Remote working or hybrid working has changed the reason why consumers had to go to the office. In turn, this impacted retail and banking operations that were close to office locations. The restriction in movement also affected retail operations that were travel-focused, for example, travel luggage.

Retailers and banks are adjusting.

One panelist pointed out how alcoholic beverage companies are now experimenting with non-alcoholic versions. They are also looking to build direct consumer channels that allow them to connect with their end customers.

Other retailers who used house visits as sales calls digitize the entire experience by bringing them onto video. This level of digitization allows them to build more data points.

While all panelists saw a massive opportunity in e-commerce, it also requires companies to focus on two issues: data and change management.

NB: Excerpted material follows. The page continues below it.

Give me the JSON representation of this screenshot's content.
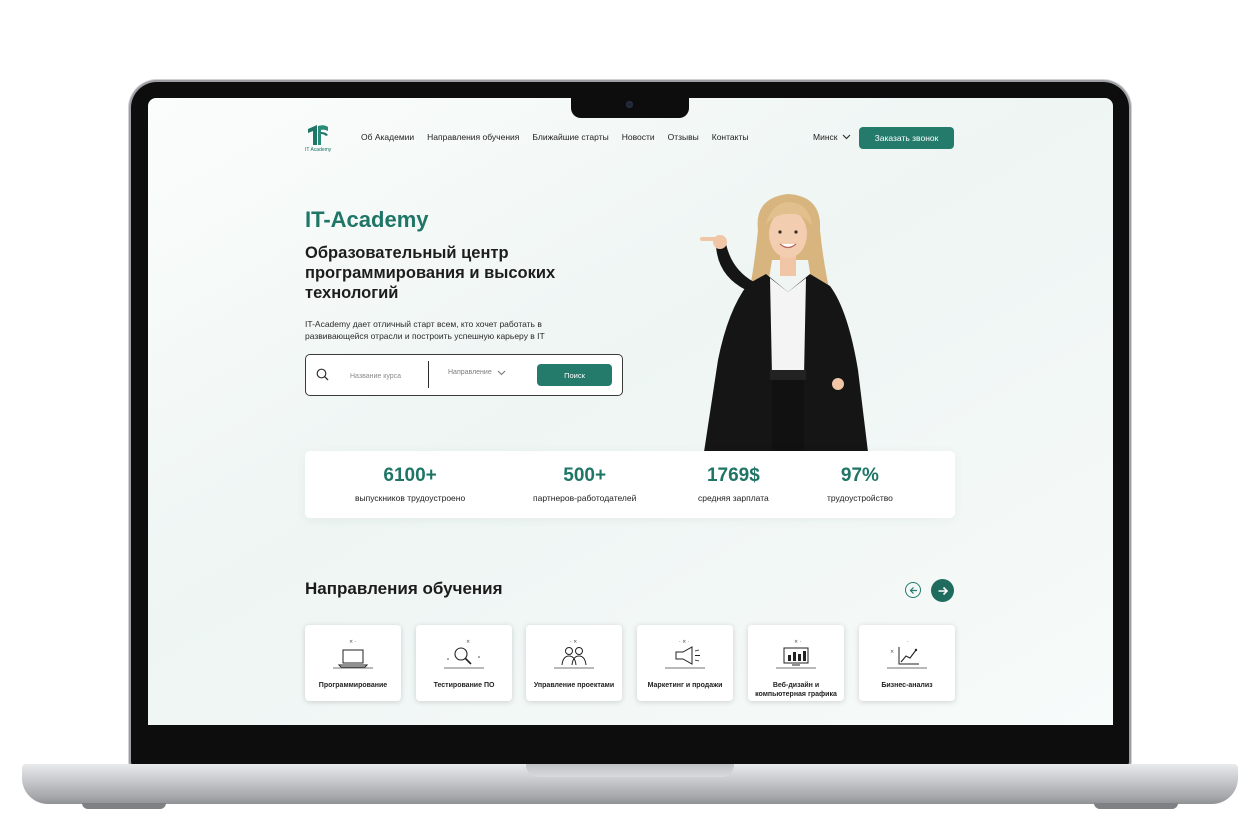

“It now becomes very critical for companies to get the right data. Beyond collecting and storing the data, they need to know how to use it for a holistic customer experience. And having data is one thing; using it to drive decisions is different,” said IBM’s Gupta.

Gupta called for the orchestration of intelligent workflow and building of intelligent platforms.

“In an era where agility is key, companies are building platforms embedded with AI and powered by Cloud to differentiate. I think this is where a lot of digitization or the push towards digitization is going towards,” he added.  

Change management is another focus area for companies.

All panelists agreed that companies that are successfully agile are those who are good at change management. They are also able to communicate these changes across the organization.

It also does not need to stop there. IBM’s Gupta suggested if you can add empathy mapping, you can gain more benefits, like being able to target different generations who may be your future revenue generators.

“What’s more important in building empathy is that you get to learn what the client is thinking. You are then able to find value exchange from the client’s perspective,” said Gupta.

This leads to the rising importance of experience-oriented design. With the right data and platform, IBM’s Periasamy and Gupta noted that you could drive new levels of differentiation in today’s crowded online marketplace and drive sustainable revenues.